Encuentro una piedra con una punta prometedora. Me lleno de ánimo y la tiro con toda la fuerza que me acompaña. Me dan ganas de pegar un grito, como los tenistas. Al caer, la roca penetra la capa de nieve y de hielo, generando una pequeña ola expansiva. Es la primera vez que me doy permiso de llorar, como si algo dentro de mí, poco a poco, también empezara a ceder.
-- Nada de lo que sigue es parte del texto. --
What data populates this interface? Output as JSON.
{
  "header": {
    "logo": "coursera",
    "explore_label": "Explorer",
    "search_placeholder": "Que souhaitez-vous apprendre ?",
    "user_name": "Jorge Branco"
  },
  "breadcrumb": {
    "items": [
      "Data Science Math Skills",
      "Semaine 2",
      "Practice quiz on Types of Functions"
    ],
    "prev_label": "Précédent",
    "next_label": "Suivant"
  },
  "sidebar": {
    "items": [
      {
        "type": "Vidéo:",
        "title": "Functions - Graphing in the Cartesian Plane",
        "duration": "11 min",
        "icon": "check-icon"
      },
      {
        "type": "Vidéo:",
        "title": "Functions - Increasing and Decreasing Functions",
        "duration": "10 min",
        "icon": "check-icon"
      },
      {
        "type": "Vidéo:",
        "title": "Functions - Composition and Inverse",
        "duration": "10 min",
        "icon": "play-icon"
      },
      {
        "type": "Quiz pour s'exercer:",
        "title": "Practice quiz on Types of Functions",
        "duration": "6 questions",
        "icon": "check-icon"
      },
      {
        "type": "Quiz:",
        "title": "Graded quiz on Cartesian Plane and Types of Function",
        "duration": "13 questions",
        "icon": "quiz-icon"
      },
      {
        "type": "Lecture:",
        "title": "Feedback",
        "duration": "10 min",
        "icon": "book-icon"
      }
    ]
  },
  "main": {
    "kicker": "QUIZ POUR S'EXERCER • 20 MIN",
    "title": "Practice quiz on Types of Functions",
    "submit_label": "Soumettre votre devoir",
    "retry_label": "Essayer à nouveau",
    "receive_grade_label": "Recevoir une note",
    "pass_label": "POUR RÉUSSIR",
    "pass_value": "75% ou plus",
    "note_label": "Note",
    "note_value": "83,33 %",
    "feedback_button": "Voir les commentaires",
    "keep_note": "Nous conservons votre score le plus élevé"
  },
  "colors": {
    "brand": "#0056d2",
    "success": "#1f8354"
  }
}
Esta es la segunda vez que me pasa, que nos pasa. La idea de una vida que se extingue, porque la biología no pelea con nadie, así uno quiera pelear con ella, pedirle explicaciones, darle argumentos dogmáticos o pragmáticos. La vida es muy perfecta para esas cosas. Es o no es. Esta vez, otra vez, no será.
Ahora ya se lo que viene, viene la angustia de la espera, de seguir hora a hora contracciones, dolores, sangre, mucha sangre. Viene el estrés post pérdida o tal vez la ansiedad. Llamadas a deshoras a las doctoras, más exámenes de sangre, monitorear niveles de hormonas, llorar un poco, dormir un poco.
Con el pasar de los días, la idea de esa vida como la tristeza se van. Esta vez es diferente, porque entre estas dos ideas que no fueron, hay una vida que si existe, que creció en ese mismo vientre. Una vida que llegó un día feriado, que salió al mundo con un brazo arriba, listo para la lucha, en ese mismo hospital al que no puede entrar porque el covid acechaba y al que miraba de cuando en cuando mientras buscando piedras. Una vida que habla, canta, grita y se niega a comer brócoli. Una vida, una promesa cumplida, una muestra fehaciente, innegable, de la alquimia de la vida.
Han pasado cuatro meses y la nieve ha quedado atrás. Con timidez, pero sin descanso, la primavera se toma lo que encuentra a su paso, incluyendo los espacios entre el pavimento llenándolos de verde. El dolor ha menguado, ya no me siento tan roto y a la vez, hay una parte de mi que sufre el dolor ajeno, ese dolor que no se dónde está pero sé que existe. El dolor de aquellas personas que buscan las mismas piedras para tirar a ese rio, para romperse. Pero lo único que nos queda, es empezar, a romper el silencio.